Denis Dessus appelle aussi de ses vœux à bannir "le critère de l'urgence comme guide de la réflexion : il ne faut pas construire vite, mais il faut une production continue, qualitative, en concordance avec la demande".
Une maîtrise d'œuvre essentielle pour la qualité des rénovations
Autre chantier de taille cette année : celui du plan de rénovation énergétique. Sur ce sujet, Denis Dessus tient absolument à faire comprendre "que ce n'est pas l'objectif énergétique qui motive des travaux, mais l'amélioration de la valeur d'usage et patrimoniale, l'adaptation à un événement familial etc." Selon lui, "il faudra également que l'on comprenne qu'une maîtrise d'œuvre indépendante est essentielle pour diagnostiquer, concevoir, consulter les entreprises, veiller à la bonne exécution des travaux". Il nous rappelle d'ailleurs qu'elle "est obligatoire en maîtrise d'ouvrage publique" pour obtenir une maîtrise des coûts et de la qualité bâtie.

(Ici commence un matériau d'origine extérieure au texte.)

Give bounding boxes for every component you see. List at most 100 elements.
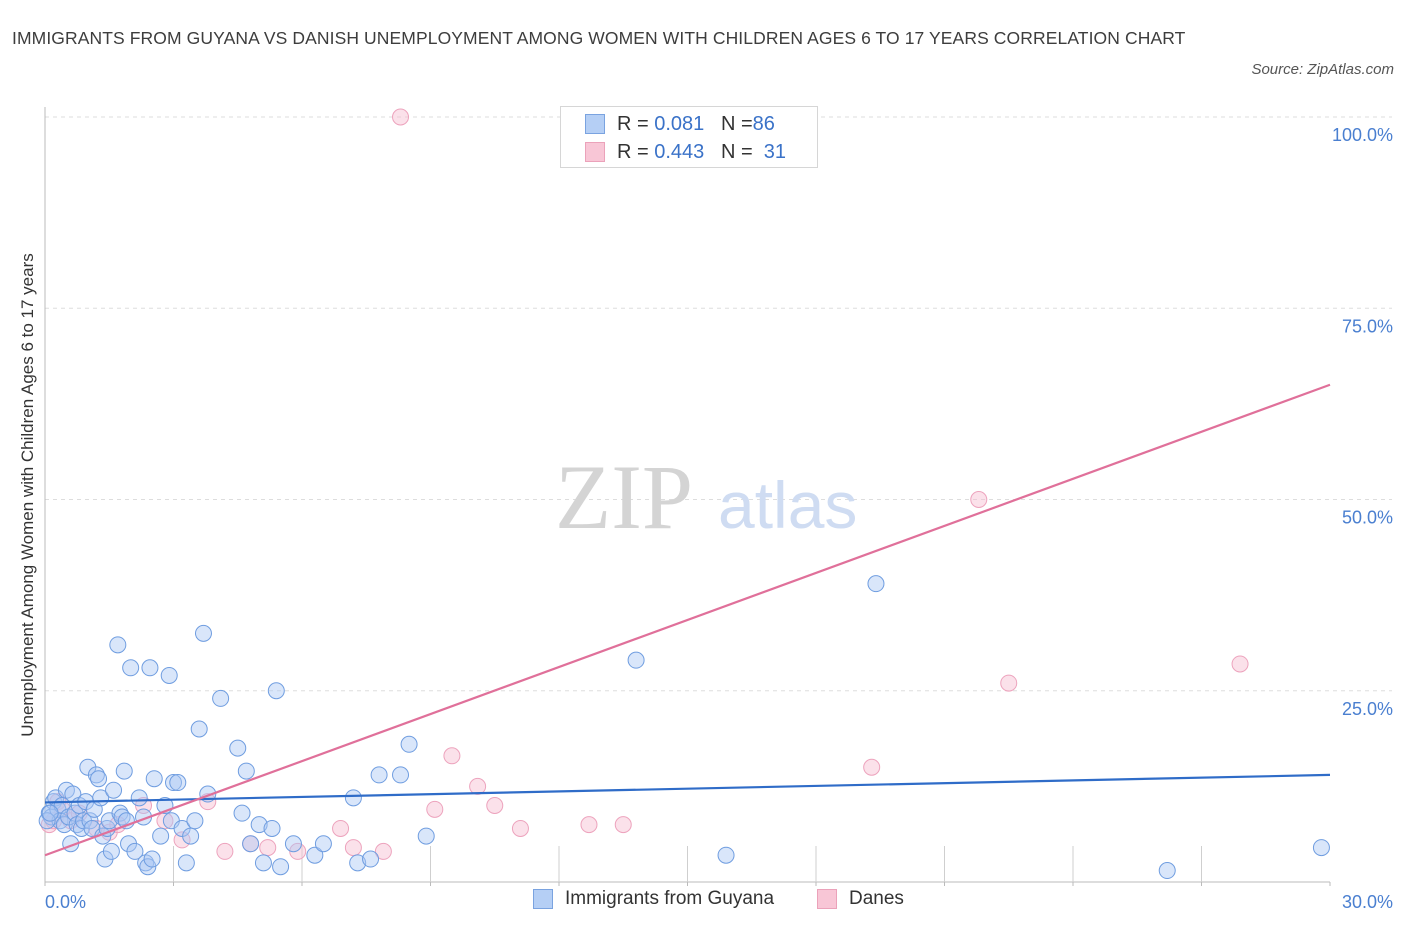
- danes-point: [1231, 655, 1249, 673]
- guyana-point: [263, 819, 281, 837]
- guyana-point: [272, 858, 290, 876]
- guyana-point: [370, 766, 388, 784]
- bottom-legend-guyana-label: Immigrants from Guyana: [565, 888, 775, 909]
- watermark-atlas: atlas: [718, 468, 857, 542]
- guyana-point: [105, 781, 123, 799]
- danes-point: [863, 758, 881, 776]
- guyana-point: [122, 659, 140, 677]
- guyana-point: [417, 827, 435, 845]
- y-tick-label: 50.0%: [1342, 508, 1393, 528]
- guyana-point: [194, 624, 212, 642]
- guyana-point: [55, 816, 73, 834]
- danes-point: [443, 747, 461, 765]
- guyana-point: [169, 774, 187, 792]
- guyana-point: [267, 682, 285, 700]
- guyana-point: [229, 739, 247, 757]
- legend-n-label: N =: [720, 140, 753, 163]
- guyana-point: [627, 651, 645, 669]
- axes: [44, 107, 1331, 886]
- guyana-point: [126, 842, 144, 860]
- danes-point: [1000, 674, 1018, 692]
- guyana-point: [349, 854, 367, 872]
- danes-point: [511, 819, 529, 837]
- legend-r-label: R =: [617, 140, 649, 163]
- guyana-points: [38, 575, 1330, 880]
- guyana-point: [1158, 862, 1176, 880]
- danes-trendline: [44, 383, 1331, 857]
- guyana-point: [186, 812, 204, 830]
- guyana-point: [1312, 839, 1330, 857]
- watermark-zip: ZIP: [555, 446, 693, 548]
- guyana-point: [306, 846, 324, 864]
- legend-n-value: 86: [752, 112, 775, 135]
- y-tick-label: 100.0%: [1332, 125, 1393, 145]
- danes-point: [374, 842, 392, 860]
- source-credit: Source: ZipAtlas.com: [1251, 61, 1394, 78]
- bottom-swatch-blue: [533, 889, 553, 909]
- guyana-point: [130, 789, 148, 807]
- guyana-point: [717, 846, 735, 864]
- danes-point: [580, 816, 598, 834]
- legend-row-guyana: R = 0.081 N = 86: [585, 111, 775, 137]
- danes-point: [392, 108, 410, 126]
- danes-point: [344, 839, 362, 857]
- guyana-point: [143, 850, 161, 868]
- x-tick-label: 0.0%: [45, 892, 86, 912]
- legend-n-value: 31: [763, 140, 787, 163]
- tick-labels: 25.0% 50.0% 75.0% 100.0% 0.0% 30.0%: [45, 125, 1393, 912]
- bottom-legend-guyana: Immigrants from Guyana: [533, 888, 774, 910]
- danes-point: [426, 800, 444, 818]
- guyana-point: [165, 774, 182, 792]
- chart-title: IMMIGRANTS FROM GUYANA VS DANISH UNEMPLO…: [12, 28, 1186, 48]
- bottom-legend-danes-label: Danes: [849, 888, 904, 909]
- bottom-swatch-pink: [817, 889, 837, 909]
- gridlines: [45, 116, 1392, 692]
- guyana-point: [344, 789, 362, 807]
- guyana-point: [152, 827, 170, 845]
- guyana-point: [109, 636, 127, 654]
- guyana-point: [254, 854, 272, 872]
- guyana-point: [392, 766, 410, 784]
- legend-row-danes: R = 0.443 N = 31: [585, 139, 786, 165]
- guyana-point: [90, 770, 108, 788]
- guyana-point: [242, 835, 260, 853]
- guyana-point: [139, 858, 157, 876]
- guyana-point: [314, 835, 332, 853]
- guyana-trendline: [44, 773, 1331, 804]
- legend-r-label: R =: [617, 112, 649, 135]
- guyana-point: [867, 575, 885, 593]
- danes-point: [259, 839, 277, 857]
- legend-swatch-blue: [585, 114, 605, 134]
- danes-point: [970, 491, 988, 508]
- guyana-point: [102, 842, 120, 860]
- guyana-point: [115, 762, 133, 780]
- guyana-point: [284, 835, 302, 853]
- danes-point: [614, 816, 632, 834]
- danes-point: [332, 819, 350, 837]
- guyana-point: [41, 804, 59, 822]
- guyana-point: [400, 735, 418, 753]
- y-tick-label: 25.0%: [1342, 699, 1393, 719]
- trendlines: [44, 383, 1331, 857]
- guyana-point: [250, 816, 268, 834]
- guyana-point: [160, 666, 178, 684]
- danes-point: [486, 797, 504, 814]
- guyana-point: [190, 720, 208, 738]
- guyana-point: [212, 689, 230, 707]
- legend-n-label: N =: [720, 112, 753, 135]
- danes-point: [216, 842, 234, 860]
- guyana-point: [141, 659, 159, 677]
- danes-point: [289, 842, 307, 860]
- y-tick-label: 75.0%: [1342, 316, 1393, 336]
- correlation-legend: R = 0.081 N = 86 R = 0.443 N = 31: [560, 106, 818, 168]
- legend-swatch-pink: [585, 142, 605, 162]
- guyana-point: [177, 854, 195, 872]
- bottom-legend-danes: Danes: [817, 888, 904, 910]
- legend-r-value: 0.081: [654, 112, 705, 135]
- guyana-point: [182, 827, 200, 845]
- guyana-point: [233, 804, 251, 822]
- guyana-point: [237, 762, 255, 780]
- x-tick-label: 30.0%: [1342, 892, 1393, 912]
- danes-point: [469, 777, 487, 795]
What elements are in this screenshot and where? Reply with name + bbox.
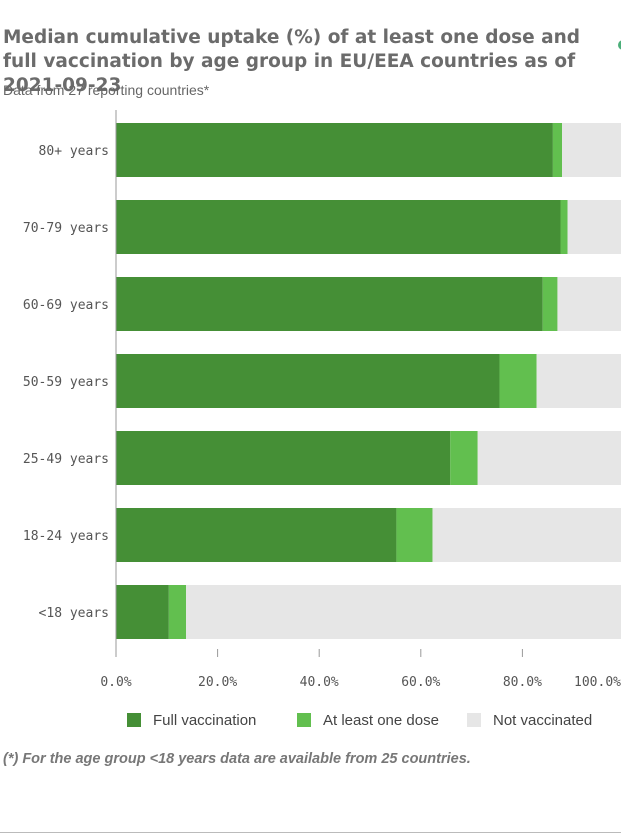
bar-not-vaccinated-18-24-years[interactable]: [432, 508, 621, 562]
bar-full-vaccination-60-69-years[interactable]: [116, 277, 543, 331]
bar-not-vaccinated-25-49-years[interactable]: [477, 431, 621, 485]
legend-label-full: Full vaccination: [153, 711, 257, 729]
bar-at-least-one-dose-60-69-years[interactable]: [542, 277, 558, 331]
bar-full-vaccination-18-24-years[interactable]: [116, 508, 397, 562]
menu-icon[interactable]: [618, 40, 621, 50]
category-label: 80+ years: [39, 144, 109, 159]
category-label: 70-79 years: [23, 221, 109, 236]
bars-layer: [116, 123, 621, 639]
bar-not-vaccinated-80-years[interactable]: [562, 123, 621, 177]
category-label: <18 years: [39, 606, 109, 621]
legend-swatch-full: [127, 713, 141, 727]
category-labels: 80+ years 70-79 years 60-69 years 50-59 yea…: [23, 144, 109, 621]
x-tick-label: 100.0%: [574, 675, 621, 690]
legend: Full vaccination At least one dose Not v…: [0, 710, 621, 730]
category-label: 50-59 years: [23, 375, 109, 390]
bar-at-least-one-dose-18-years[interactable]: [168, 585, 187, 639]
bar-at-least-one-dose-50-59-years[interactable]: [499, 354, 537, 408]
bar-full-vaccination-80-years[interactable]: [116, 123, 553, 177]
bar-at-least-one-dose-70-79-years[interactable]: [560, 200, 568, 254]
chart-subtitle: Data from 27 reporting countries*: [3, 82, 210, 98]
category-label: 60-69 years: [23, 298, 109, 313]
bar-full-vaccination-25-49-years[interactable]: [116, 431, 451, 485]
x-tick-label: 60.0%: [401, 675, 440, 690]
footnote: (*) For the age group <18 years data are…: [3, 751, 471, 767]
x-tick-label: 20.0%: [198, 675, 237, 690]
bar-at-least-one-dose-80-years[interactable]: [552, 123, 563, 177]
chart-title: Median cumulative uptake (%) of at least…: [3, 27, 581, 96]
bar-chart: 80+ years 70-79 years 60-69 years 50-59 yea…: [23, 110, 621, 690]
legend-label-one-dose: At least one dose: [323, 711, 439, 729]
bottom-divider: [0, 832, 621, 833]
bar-full-vaccination-70-79-years[interactable]: [116, 200, 561, 254]
legend-swatch-one-dose: [297, 713, 311, 727]
bar-not-vaccinated-60-69-years[interactable]: [557, 277, 621, 331]
bar-full-vaccination-50-59-years[interactable]: [116, 354, 500, 408]
category-label: 18-24 years: [23, 529, 109, 544]
legend-item-one-dose[interactable]: At least one dose: [297, 710, 439, 730]
x-tick-label: 80.0%: [503, 675, 542, 690]
category-label: 25-49 years: [23, 452, 109, 467]
bar-not-vaccinated-18-years[interactable]: [186, 585, 621, 639]
bar-at-least-one-dose-25-49-years[interactable]: [450, 431, 478, 485]
legend-swatch-not-vaccinated: [467, 713, 481, 727]
bar-full-vaccination-18-years[interactable]: [116, 585, 169, 639]
x-tick-label: 40.0%: [300, 675, 339, 690]
bar-not-vaccinated-50-59-years[interactable]: [536, 354, 621, 408]
bar-not-vaccinated-70-79-years[interactable]: [567, 200, 621, 254]
bar-at-least-one-dose-18-24-years[interactable]: [396, 508, 433, 562]
legend-item-not-vaccinated[interactable]: Not vaccinated: [467, 710, 592, 730]
legend-label-not-vaccinated: Not vaccinated: [493, 711, 593, 729]
x-tick-label: 0.0%: [100, 675, 131, 690]
x-axis-ticks: 0.0% 20.0% 40.0% 60.0% 80.0% 100.0%: [100, 649, 621, 690]
legend-item-full[interactable]: Full vaccination: [127, 710, 256, 730]
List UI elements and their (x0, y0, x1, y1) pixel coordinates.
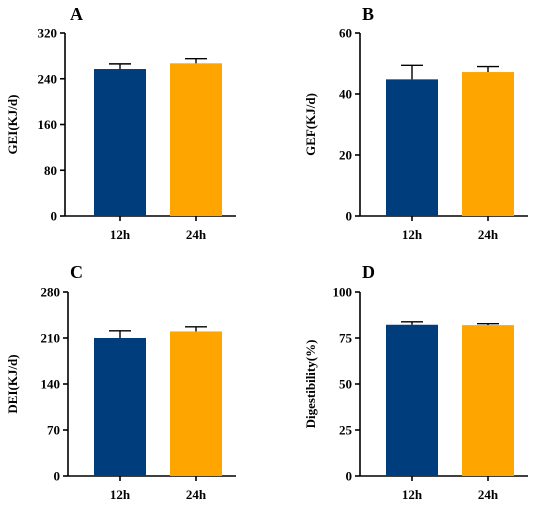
x-tick-label-24h: 24h (478, 227, 499, 242)
y-tick-label: 50 (339, 377, 352, 392)
bar-12h (386, 79, 438, 216)
y-axis-title: GEF(KJ/d) (303, 93, 318, 156)
y-tick-label: 0 (346, 469, 353, 484)
bar-12h (94, 338, 146, 476)
bar-24h (462, 325, 514, 476)
x-tick-label-12h: 12h (110, 487, 131, 502)
panel-letter: B (362, 4, 374, 24)
y-tick-label: 140 (41, 377, 61, 392)
x-tick-label-24h: 24h (478, 487, 499, 502)
panel-letter: C (70, 262, 83, 282)
y-tick-label: 80 (44, 163, 57, 178)
y-tick-label: 240 (38, 71, 58, 86)
y-tick-label: 100 (333, 285, 353, 300)
bar-24h (170, 63, 222, 217)
bar-12h (386, 324, 438, 476)
bar-24h (462, 72, 514, 216)
chart-panel-a: A 0 80 160 240 320 GEI(KJ/d) 12h 24h (5, 4, 236, 242)
y-tick-label: 75 (339, 331, 353, 346)
y-tick-label: 320 (38, 26, 58, 41)
y-tick-label: 70 (47, 423, 60, 438)
y-tick-label: 160 (38, 117, 58, 132)
y-tick-label: 0 (51, 209, 58, 224)
y-tick-label: 20 (339, 148, 352, 163)
y-axis-title: Digestibility(%) (303, 340, 318, 429)
y-tick-label: 60 (339, 26, 352, 41)
chart-panel-d: D 0 25 50 75 100 Digestibility(%) 12h 24h (303, 262, 528, 502)
y-tick-label: 0 (54, 469, 61, 484)
y-tick-label: 0 (346, 209, 353, 224)
y-axis-title: GEI(KJ/d) (5, 95, 20, 155)
x-tick-label-12h: 12h (402, 227, 423, 242)
panel-letter: D (362, 262, 375, 282)
bar-12h (94, 69, 146, 216)
chart-panel-b: B 0 20 40 60 GEF(KJ/d) 12h 24h (303, 4, 528, 242)
y-axis-title: DEI(KJ/d) (5, 354, 20, 413)
panel-letter: A (70, 4, 83, 24)
x-tick-label-12h: 12h (402, 487, 423, 502)
y-tick-label: 280 (41, 285, 61, 300)
bar-24h (170, 331, 222, 476)
y-tick-label: 25 (339, 423, 353, 438)
x-tick-label-24h: 24h (186, 487, 207, 502)
chart-panel-c: C 0 70 140 210 280 DEI(KJ/d) 12h 24h (5, 262, 236, 502)
x-tick-label-12h: 12h (110, 227, 131, 242)
y-tick-label: 210 (41, 331, 61, 346)
x-tick-label-24h: 24h (186, 227, 207, 242)
y-tick-label: 40 (339, 87, 352, 102)
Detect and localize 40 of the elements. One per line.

Sur la question financière justement, Denis Dessus souhaite que "le financement et la fiscalité de la rénovation de logements soient simples et pérennes" et réclame que l'accompagnement, "en incluant le diagnostic global, ou audit, mais aussi la maîtrise d'œuvre indissociable de l'enveloppe travaux " soient "indissociables de travaux à financement aidé" tel que le CITE par exemple.
Denis Dessus tient également à dire son opposition au terme d'industrialisation de la rénovation qui est utilisé dans le plan. Le président du CNOA est formel : "On ne peut pas dupliquer des solutions constructives". La rénovation nécessite, encore plus que le neuf, une analyse au cas par cas "si on veut qu'elle soit efficace".
Enfin, le patrimoine ne sera pas oublié en 2018 et il nous rappelle d'ailleurs avoir défendu récemment au Sénat le rôle des architectes des Bâtiments de France et la nécessité économique et historique de protéger et valoriser le patrimoine ancien et contemporain.